Mi sentivo intorpidito, ma allo stesso tempo tremendamente consapevole. Tutto il mio corpo bruciava: i polmoni, la gola, la ferita, gli occhi. Ero stanco di tutto quel dolore, quanto avrei dovuto sopportare ancora? Quanto sarei riuscito? Era così che si era sentito Icaro, una volta precipitato? Si era sentito ardere di dolore nella fredda acqua del mare?
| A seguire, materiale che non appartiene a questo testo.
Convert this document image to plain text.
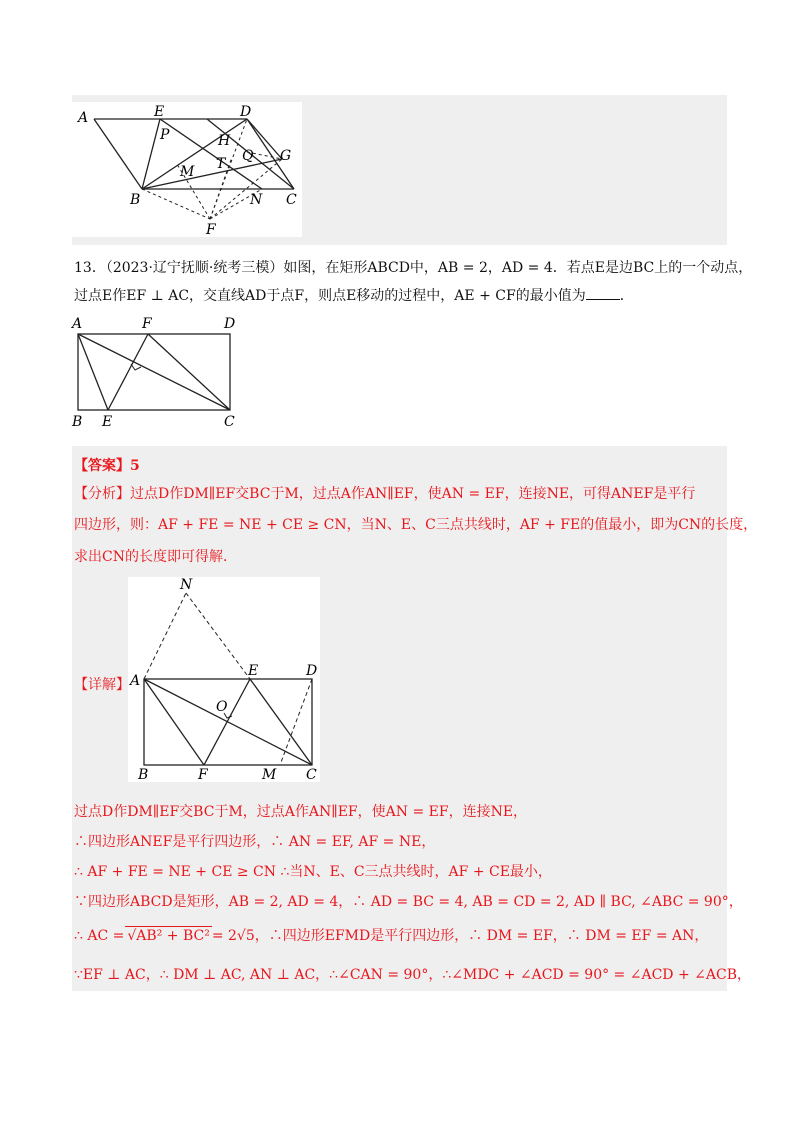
A	E	D
P	H
Q G
M T
B	N C
F
13．（2023·辽宁抚顺·统考三模）如图，在矩形ABCD中，AB = 2，AD = 4．若点E是边BC上的一个动点，
过点E作EF ⊥ AC，交直线AD于点F，则点E移动的过程中，AE + CF的最小值为 ．
A	F	D
B E	C
【答案】5
【分析】过点D作DM∥EF交BC于M，过点A作AN∥EF，使AN = EF，连接NE，可得ANEF是平行
四边形，则：AF + FE = NE + CE ≥ CN，当N、E、C三点共线时，AF + FE的值最小，即为CN的长度，
求出CN的长度即可得解．
N
A
E	D
O
B	F	M C
【详解】
过点D作DM∥EF交BC于M，过点A作AN∥EF，使AN = EF，连接NE，
∴四边形ANEF是平行四边形，∴ AN = EF, AF = NE，
∴ AF + FE = NE + CE ≥ CN ∴当N、E、C三点共线时，AF + CE最小，
∵四边形ABCD是矩形，AB = 2, AD = 4，∴ AD = BC = 4, AB = CD = 2, AD ∥ BC, ∠ABC = 90°，
∴ AC = √AB² + BC² = 2√5，∴四边形EFMD是平行四边形，∴ DM = EF，∴ DM = EF = AN，
∵EF ⊥ AC，∴ DM ⊥ AC, AN ⊥ AC，∴∠CAN = 90°，∴∠MDC + ∠ACD = 90° = ∠ACD + ∠ACB，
Aveva rimpianto di essersi avvicinato troppo spavaldamente al Sole o aveva goduto di ogni istante della caduta?

Una dolce ma decisa corrente mi trascinò via, via dal mio destino, via dai miei pensieri, verso la spiaggia, al sicuro. Mi sentivo un naufrago che toccava finalmente la terraferma, noncurante della sabbia che si attaccava ai vestiti fradici. La spalla faceva male, ma se sentivo il dolore significava che ero vivo.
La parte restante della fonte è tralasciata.